Le père, lui, qui n’allait pas encore travailler, pouvait se permettre de rester sur le pas de la porte et de les regarder, de leur taper sur l’épaule, de les embrasser, de leur dire quelques mots. Décontracté, intelligent, affectueux – le père tel qu’on se le représente. Mais alors, qu’est-ce qui cloche dans ce tableau ? Le père, c’est Olhado. Il n’a pas d’yeux. Rien que deux orbites en métal argenté ponctuées de deux lentilles dans un œil et d’une prise entrée/sortie dans l’autre. Les gosses n’ont pas l’air de le remarquer. Moi, je n’y suis pas encore habituée.
— Valentine, dit-il en la voyant.
— Il faut que je vous parle.
Il la fit entrer. Il lui présenta sa femme, Jaqueline. Une peau si noire qu’elle en était presque bleue, des yeux rieurs, un sourire large et généreux qui donnait envie d’y plonger. Elle apporta une limonade glacée qui se condensait dans la chaleur matinale, puis se retira discrètement.

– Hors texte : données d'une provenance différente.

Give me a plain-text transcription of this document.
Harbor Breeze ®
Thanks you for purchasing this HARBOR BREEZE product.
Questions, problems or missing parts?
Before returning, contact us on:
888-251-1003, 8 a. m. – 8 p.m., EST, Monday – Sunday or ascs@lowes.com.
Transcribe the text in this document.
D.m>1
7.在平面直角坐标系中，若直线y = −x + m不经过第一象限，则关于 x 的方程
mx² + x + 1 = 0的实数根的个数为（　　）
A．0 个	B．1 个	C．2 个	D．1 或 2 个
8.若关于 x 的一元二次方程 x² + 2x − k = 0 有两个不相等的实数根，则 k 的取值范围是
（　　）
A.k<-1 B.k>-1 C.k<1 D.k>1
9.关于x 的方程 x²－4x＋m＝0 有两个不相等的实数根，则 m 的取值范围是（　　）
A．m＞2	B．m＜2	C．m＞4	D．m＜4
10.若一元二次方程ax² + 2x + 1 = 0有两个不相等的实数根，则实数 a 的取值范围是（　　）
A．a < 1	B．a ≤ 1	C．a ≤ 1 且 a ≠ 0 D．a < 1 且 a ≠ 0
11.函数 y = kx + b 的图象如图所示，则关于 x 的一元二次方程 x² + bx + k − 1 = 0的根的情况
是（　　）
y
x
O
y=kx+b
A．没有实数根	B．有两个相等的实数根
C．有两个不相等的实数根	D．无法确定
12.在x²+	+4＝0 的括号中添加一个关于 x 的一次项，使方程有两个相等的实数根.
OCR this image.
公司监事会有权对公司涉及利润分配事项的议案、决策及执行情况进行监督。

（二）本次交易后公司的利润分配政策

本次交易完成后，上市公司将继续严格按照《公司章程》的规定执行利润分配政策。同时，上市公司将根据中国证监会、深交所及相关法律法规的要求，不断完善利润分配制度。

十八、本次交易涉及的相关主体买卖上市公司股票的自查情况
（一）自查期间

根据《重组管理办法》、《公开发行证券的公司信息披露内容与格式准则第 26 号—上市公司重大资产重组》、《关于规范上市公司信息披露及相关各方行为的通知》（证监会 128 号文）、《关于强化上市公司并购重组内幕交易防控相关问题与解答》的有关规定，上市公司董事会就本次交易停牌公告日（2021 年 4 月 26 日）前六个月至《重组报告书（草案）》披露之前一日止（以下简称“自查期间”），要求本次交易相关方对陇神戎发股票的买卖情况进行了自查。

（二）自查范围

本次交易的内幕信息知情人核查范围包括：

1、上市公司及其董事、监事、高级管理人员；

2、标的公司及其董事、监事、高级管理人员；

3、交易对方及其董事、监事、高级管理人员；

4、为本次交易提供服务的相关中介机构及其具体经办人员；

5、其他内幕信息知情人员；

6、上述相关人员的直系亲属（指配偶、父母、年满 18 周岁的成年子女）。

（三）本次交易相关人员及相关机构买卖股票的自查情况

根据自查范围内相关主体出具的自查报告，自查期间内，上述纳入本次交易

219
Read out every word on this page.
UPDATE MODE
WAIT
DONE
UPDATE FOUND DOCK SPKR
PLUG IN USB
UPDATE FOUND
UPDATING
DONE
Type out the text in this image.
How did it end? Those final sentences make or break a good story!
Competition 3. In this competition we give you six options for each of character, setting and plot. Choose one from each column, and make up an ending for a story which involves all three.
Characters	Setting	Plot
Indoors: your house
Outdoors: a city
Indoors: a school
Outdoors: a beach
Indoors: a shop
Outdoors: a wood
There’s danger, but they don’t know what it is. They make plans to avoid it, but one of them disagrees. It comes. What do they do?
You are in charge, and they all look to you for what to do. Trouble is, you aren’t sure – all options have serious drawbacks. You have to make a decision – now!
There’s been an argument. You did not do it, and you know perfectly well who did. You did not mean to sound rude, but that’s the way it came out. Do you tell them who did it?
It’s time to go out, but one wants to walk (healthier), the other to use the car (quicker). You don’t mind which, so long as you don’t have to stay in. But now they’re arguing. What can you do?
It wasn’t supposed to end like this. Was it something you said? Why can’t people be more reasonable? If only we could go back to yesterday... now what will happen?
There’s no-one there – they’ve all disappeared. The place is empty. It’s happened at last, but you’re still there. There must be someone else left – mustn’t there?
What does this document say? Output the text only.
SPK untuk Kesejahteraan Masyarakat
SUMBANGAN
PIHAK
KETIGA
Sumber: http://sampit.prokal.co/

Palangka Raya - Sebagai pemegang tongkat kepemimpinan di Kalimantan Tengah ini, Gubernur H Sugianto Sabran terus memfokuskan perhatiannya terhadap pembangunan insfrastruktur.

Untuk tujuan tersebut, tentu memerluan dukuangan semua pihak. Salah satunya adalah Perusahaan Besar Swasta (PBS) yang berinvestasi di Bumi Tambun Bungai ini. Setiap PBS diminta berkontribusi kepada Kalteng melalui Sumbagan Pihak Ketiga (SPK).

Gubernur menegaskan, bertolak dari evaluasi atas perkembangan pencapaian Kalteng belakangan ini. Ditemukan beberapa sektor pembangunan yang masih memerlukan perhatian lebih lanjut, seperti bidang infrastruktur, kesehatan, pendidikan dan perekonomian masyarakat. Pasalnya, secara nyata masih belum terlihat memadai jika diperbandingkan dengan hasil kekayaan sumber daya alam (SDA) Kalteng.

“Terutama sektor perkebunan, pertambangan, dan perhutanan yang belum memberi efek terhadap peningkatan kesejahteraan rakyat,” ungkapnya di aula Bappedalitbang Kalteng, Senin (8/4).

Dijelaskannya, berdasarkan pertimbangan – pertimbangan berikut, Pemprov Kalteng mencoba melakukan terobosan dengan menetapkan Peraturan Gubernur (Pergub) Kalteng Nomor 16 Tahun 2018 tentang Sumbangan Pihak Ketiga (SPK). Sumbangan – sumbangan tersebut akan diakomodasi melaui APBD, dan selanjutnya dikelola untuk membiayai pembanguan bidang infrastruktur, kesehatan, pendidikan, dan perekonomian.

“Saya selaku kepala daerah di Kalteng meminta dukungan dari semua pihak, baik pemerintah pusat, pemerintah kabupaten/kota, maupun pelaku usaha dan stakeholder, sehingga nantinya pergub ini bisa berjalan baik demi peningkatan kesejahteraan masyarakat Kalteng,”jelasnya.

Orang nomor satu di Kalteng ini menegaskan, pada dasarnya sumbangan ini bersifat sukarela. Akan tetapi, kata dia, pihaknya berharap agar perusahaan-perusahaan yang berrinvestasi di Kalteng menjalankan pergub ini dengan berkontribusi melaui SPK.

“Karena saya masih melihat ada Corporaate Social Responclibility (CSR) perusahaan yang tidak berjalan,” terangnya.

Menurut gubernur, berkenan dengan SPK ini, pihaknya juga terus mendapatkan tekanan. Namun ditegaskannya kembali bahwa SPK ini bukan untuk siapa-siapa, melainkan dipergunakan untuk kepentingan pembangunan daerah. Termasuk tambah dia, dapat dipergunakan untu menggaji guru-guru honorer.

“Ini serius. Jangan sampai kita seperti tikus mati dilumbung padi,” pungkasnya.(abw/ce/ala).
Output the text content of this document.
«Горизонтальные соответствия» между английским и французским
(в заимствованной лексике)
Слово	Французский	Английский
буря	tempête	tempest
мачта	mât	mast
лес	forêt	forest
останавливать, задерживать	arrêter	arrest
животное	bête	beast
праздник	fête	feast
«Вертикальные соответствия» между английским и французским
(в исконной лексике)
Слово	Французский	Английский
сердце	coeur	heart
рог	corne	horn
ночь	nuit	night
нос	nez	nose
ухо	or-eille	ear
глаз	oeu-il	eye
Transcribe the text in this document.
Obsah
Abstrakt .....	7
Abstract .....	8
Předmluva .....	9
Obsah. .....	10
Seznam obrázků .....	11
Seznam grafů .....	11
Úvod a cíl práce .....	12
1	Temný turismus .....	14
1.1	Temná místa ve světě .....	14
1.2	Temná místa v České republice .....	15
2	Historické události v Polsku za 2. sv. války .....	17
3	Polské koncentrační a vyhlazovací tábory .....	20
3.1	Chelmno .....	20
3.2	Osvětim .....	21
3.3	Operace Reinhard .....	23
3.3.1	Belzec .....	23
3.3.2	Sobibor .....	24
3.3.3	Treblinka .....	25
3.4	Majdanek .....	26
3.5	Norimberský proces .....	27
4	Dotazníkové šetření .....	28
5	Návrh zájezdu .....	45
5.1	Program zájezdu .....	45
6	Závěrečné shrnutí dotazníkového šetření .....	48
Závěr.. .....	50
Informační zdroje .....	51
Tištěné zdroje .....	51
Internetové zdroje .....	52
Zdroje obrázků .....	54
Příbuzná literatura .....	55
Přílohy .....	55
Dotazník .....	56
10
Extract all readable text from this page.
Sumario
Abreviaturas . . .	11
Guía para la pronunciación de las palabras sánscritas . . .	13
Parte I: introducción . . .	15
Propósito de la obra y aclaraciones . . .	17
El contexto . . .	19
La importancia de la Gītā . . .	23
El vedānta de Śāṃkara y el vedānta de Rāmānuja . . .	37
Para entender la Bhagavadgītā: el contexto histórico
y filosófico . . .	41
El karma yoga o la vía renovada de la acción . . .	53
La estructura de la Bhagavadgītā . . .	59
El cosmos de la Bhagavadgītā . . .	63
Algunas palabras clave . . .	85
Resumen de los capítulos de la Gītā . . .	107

— Vous pouvez rester, dit Valentine. Ça n’a rien de confidentiel.
Mais elle ne voulait pas rester. Elle dit qu’elle avait du travail. Et elle disparut.
— Il y a longtemps que je voulais vous rencontrer, dit Olhado.
— On pouvait me rencontrer, dit-elle.
— Vous étiez occupée.
— Je n’ai pas d’occupations, dit Valentine.
— Vous vous occupez des affaires d’Andrew.
— Qu’importe. Maintenant, nous nous sommes rencontrés. J’étais curieuse à votre sujet, Olhado. À moins que vous ne préfériez votre nom de baptême, Lauro ?
— Sur Lusitania, on porte le nom que les gens vous donnent. Avant, j’étais Sule, à cause de mon second prénom, Suleimão.
— Salomon le Sage.
— Mais, après que j’ai perdu mes yeux, je suis devenu Olhado, et pour toujours.
— Celui qu’on regarde.
— Olhado pourrait vouloir dire ça, certes, c’est le participe passé d’olhar, après tout. Mais dans mon cas ça veut dire « le type qui a des yeux ».
— Et c’est votre nom ?
— Ma femme m’appelle Lauro. Et mes enfants m’appellent papa.
— Et moi ?
— Comme vous voudrez.
— Sule, alors.
— Lauro, s’il vous faut un prénom. Sule me donne l’impression d’avoir six ans.
— Et vous rappelle le temps où vous pouviez voir.
— Oh, dit-il en riant. Je vois, maintenant, merci beaucoup. Je vois même très bien.
— C’est ce que dit Andrew. Voilà pourquoi je suis venue à vous. Pour savoir ce que vous voyez.